6dedfc0346f86f8c0803ec02_pa3751c.jpg Paul Lachine

Y el Nilo fluye libremente

NUEVA DELHI – Durante 18 días, en medio del ir y venir de la protesta, no parecía posible que el fin de la Revolución Egipcia se produjera tan rápido, en un anuncio sucinto que duró no más de medio minuto: “El presidente Hosni Mubarak renunció al cargo…” Con eso, en medio de clamores de victoria, terminó una era, reafirmando el viejo dicho de que “los cementerios del mundo están llenas de aquellos que se consideraban indispensables para sus países”.

En los días y semanas por delante, podrían darse momentos en los que las noticias provenientes del Cairo no sean tan optimistas, pero nunca olvidemos que Egipto dio un paso gigantesco, que en realidad es un paso gigantesco para los árabes. Después de todo, Egipto es el corazón, cerebro y centro neurálgico del mundo árabe. Es verdad, una vez desovó a la radical Hermandad Musulmana, pero también dio a luz al socialismo y al anti-colonialismo islámico, a la unidad árabe y ahora a una afirmación democrática de la voluntad del pueblo. Las acusaciones perniciosas de que los árabes no quieren la democracia quedaron expuestas como la gran mentira que son.

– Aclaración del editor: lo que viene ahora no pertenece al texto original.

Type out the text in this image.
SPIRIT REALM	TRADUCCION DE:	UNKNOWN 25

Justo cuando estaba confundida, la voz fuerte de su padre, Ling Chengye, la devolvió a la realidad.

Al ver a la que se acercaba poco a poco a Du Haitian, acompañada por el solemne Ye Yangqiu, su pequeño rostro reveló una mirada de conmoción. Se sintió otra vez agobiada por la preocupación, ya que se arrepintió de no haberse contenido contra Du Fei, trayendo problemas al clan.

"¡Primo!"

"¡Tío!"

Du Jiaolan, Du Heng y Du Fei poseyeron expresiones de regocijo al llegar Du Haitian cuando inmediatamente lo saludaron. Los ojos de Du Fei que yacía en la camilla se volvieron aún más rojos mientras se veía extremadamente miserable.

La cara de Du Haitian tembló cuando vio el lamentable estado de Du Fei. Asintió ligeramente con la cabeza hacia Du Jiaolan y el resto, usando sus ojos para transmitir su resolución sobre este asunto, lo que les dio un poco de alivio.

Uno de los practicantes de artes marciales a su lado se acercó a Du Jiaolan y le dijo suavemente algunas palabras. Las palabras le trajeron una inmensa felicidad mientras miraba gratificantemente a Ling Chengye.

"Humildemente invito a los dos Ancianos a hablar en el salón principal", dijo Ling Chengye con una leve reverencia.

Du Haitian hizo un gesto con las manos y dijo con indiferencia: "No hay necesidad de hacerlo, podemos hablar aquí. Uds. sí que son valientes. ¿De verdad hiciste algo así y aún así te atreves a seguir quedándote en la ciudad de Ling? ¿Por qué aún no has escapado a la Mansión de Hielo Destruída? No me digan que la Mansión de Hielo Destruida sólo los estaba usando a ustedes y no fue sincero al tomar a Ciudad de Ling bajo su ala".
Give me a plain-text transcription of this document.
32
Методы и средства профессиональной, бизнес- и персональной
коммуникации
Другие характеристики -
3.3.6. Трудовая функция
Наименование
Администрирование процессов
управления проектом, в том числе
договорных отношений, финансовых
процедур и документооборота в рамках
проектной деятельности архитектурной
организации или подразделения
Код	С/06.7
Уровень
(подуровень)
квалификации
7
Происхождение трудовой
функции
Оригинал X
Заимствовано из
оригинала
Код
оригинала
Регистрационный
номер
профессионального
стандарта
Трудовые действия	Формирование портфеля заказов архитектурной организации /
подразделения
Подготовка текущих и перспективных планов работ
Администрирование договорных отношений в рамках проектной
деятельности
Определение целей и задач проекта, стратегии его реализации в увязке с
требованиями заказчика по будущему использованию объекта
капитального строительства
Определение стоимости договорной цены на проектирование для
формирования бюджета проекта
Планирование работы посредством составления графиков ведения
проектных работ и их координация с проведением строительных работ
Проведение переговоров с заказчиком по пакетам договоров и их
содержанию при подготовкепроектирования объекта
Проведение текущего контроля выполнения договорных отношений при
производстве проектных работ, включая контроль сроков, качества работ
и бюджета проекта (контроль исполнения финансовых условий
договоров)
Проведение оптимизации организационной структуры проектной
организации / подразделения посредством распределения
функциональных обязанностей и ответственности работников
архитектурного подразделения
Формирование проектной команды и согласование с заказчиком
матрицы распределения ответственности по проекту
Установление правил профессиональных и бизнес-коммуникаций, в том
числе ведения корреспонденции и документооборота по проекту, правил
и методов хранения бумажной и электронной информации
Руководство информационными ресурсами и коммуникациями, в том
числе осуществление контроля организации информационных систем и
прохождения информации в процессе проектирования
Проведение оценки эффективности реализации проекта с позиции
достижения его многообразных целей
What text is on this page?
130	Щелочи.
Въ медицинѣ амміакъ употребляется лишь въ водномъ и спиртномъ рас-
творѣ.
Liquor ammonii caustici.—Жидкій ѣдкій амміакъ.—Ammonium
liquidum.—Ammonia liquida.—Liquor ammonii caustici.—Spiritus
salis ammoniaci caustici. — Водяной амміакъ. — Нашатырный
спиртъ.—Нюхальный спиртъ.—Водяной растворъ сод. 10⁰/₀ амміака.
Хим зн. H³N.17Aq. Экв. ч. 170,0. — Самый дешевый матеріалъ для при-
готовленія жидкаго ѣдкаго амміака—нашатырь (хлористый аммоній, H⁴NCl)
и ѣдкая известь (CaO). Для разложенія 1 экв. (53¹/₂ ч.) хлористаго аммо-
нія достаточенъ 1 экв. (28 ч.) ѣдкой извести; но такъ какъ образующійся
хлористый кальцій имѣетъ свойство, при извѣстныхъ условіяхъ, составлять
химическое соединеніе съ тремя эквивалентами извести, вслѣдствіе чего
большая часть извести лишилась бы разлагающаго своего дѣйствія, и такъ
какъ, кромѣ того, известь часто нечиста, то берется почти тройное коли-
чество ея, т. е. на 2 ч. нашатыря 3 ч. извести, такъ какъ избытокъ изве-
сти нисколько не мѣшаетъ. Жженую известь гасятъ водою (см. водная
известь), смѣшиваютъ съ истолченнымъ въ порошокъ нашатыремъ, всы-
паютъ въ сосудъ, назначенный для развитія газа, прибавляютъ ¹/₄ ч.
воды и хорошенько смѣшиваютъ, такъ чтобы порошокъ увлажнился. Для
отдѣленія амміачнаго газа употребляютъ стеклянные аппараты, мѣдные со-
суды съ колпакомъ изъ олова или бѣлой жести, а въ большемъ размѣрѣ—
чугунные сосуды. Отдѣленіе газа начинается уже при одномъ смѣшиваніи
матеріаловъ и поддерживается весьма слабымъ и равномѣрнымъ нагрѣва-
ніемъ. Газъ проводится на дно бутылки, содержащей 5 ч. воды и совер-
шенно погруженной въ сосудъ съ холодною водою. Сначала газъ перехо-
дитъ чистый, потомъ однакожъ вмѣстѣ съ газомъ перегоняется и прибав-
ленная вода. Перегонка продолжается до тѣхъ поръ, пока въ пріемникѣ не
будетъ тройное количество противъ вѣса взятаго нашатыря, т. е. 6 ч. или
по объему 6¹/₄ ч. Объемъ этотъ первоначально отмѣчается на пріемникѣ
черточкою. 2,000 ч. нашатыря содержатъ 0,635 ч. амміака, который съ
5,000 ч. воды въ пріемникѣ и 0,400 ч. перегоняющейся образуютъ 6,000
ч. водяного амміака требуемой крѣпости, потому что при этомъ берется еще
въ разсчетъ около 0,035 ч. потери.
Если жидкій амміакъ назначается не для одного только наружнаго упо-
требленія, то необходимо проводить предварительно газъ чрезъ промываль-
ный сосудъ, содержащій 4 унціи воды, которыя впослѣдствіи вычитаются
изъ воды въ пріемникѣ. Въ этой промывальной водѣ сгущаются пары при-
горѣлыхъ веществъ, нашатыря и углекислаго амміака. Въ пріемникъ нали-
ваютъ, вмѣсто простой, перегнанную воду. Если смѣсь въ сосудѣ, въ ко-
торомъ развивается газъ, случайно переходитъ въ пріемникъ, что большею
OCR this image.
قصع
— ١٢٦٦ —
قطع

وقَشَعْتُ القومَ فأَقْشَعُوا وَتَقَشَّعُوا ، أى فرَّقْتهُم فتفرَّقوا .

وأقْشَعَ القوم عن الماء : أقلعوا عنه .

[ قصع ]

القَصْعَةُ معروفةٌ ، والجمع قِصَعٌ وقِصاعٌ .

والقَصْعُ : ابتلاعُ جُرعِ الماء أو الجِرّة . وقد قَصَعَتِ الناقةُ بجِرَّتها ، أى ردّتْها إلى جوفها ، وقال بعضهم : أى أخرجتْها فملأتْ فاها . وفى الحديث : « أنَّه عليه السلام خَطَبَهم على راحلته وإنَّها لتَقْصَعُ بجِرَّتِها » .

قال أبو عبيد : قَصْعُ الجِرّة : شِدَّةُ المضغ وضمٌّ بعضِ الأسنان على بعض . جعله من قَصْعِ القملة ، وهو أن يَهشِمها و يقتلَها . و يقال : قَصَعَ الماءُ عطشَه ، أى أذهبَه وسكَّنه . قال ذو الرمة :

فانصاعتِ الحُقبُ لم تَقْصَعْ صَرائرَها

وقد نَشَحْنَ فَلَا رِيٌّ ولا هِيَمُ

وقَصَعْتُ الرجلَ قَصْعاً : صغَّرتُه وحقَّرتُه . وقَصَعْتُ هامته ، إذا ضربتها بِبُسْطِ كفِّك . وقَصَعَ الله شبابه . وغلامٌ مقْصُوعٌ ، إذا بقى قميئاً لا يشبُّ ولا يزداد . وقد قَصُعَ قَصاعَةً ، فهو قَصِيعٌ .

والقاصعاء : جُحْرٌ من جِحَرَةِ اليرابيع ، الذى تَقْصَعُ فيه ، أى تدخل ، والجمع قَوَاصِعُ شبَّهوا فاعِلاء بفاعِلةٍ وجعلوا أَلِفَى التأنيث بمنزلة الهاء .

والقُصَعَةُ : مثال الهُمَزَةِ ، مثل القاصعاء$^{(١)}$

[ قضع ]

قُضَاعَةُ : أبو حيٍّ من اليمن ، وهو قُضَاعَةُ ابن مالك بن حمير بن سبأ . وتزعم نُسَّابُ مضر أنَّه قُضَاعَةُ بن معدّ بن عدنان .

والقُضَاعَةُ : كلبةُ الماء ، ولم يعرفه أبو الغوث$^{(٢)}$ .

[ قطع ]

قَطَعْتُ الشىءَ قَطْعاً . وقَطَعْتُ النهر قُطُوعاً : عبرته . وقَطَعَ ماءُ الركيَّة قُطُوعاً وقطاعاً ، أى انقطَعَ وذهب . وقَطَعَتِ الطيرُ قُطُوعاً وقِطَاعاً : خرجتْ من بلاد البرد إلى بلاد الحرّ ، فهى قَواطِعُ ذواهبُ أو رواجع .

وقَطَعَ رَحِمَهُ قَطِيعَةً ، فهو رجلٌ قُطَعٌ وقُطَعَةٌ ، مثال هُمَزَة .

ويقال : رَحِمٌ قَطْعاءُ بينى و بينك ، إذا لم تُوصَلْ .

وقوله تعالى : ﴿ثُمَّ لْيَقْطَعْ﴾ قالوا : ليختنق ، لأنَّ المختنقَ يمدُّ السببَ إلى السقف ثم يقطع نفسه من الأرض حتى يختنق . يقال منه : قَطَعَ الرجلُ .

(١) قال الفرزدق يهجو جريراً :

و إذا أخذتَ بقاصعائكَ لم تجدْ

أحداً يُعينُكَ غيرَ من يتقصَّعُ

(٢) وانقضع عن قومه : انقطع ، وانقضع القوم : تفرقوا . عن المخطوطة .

Egipto, en las palabras memorables del gran poeta bengalí Rabindranath Tagore, es la tierra “donde la cabeza (ahora) está bien alta y la mente (ahora) no tiene miedo…” Las consecuencias serán enormes. Las antiguas tierras árabes están agitadas. Las autocracias que ya tienen décadas de vida y son aparentemente inamovibles descubren que su control del poder se salió de sus goznes; el cambio está invadiendo sus entornos estáticos. Los tratados de ayer, particularmente aquellos con Estados Unidos e Israel, ya no inspirarán el mismo tipo de confianza que tuvieron durante mucho tiempo como instrumentos de política de estado.